Ab 1933 Demütigungen und Entrechtung ausgesetzt, wurde er 1939 gezwungen, seinen Betrieb an einen „Arier“ zu verkaufen. Als Rudolf Fleisch auf dem Stadtmarkt zu kaufen versuchte, kam er am 8. August 1941 ins KZ Dachau. Mit einem sogenannten Invalidentransport wurde er nach Hartheim deportiert und am 20. Januar 1942 mit Gas getötet. Seine Frau Rosa wurde am 4. April 1942 gemeinsam mit 986 jüdischen Bürgern, davon 430 aus Augsburg, ins Getto von Piaski deportiert. Wahrscheinlich wurde sie dort ermordet.

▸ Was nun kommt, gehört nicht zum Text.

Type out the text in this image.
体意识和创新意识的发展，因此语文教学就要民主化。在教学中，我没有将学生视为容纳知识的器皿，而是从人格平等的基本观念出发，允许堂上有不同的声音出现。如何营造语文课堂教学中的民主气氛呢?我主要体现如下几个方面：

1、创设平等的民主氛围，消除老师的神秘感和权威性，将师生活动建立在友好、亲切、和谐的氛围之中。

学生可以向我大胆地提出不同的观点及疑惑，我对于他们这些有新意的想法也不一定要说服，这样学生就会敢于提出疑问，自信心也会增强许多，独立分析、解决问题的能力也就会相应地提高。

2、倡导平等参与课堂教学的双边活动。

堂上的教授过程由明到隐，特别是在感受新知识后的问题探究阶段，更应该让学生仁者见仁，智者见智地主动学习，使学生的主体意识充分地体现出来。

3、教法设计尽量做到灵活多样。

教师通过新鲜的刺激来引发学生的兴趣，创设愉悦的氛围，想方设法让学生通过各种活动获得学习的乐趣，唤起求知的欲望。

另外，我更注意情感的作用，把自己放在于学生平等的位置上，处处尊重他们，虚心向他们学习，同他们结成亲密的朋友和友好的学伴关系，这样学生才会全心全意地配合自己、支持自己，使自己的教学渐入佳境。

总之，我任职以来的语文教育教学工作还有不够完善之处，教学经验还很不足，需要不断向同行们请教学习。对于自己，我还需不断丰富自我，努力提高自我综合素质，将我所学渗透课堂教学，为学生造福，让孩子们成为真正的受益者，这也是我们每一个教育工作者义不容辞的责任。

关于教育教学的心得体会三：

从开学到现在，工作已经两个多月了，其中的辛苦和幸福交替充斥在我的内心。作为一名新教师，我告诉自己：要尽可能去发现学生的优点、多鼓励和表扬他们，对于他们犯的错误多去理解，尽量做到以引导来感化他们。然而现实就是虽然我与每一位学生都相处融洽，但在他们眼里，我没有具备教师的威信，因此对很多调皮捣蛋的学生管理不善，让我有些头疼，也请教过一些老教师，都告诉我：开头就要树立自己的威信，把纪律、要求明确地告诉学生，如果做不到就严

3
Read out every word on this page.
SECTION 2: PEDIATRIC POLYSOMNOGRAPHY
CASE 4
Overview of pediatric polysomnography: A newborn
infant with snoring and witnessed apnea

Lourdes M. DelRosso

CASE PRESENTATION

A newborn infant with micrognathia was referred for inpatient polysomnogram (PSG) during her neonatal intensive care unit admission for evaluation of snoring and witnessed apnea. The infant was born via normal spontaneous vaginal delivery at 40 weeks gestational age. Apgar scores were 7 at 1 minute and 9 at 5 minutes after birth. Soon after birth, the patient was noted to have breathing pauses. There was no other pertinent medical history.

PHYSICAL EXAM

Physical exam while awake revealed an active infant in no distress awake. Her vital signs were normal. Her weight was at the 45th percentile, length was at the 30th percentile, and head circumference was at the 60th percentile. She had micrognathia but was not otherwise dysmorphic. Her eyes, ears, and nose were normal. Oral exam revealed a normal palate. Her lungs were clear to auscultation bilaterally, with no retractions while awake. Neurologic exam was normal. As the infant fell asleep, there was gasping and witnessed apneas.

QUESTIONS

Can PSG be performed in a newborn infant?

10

Augsburg gedenkt den Opfern des NS-Regimes nicht nur mit Stolpersteinen, sondern auch mit Erinnerungsbändern. In der Kurzen Wertachstraße wurde diese Woche ein Band für den Widerstandskämpfer Josef Graf angebracht.

Die Biografien der Opfer finden sich unter: gedenkbuch.erinnerungswerkstatt-augsburg.de.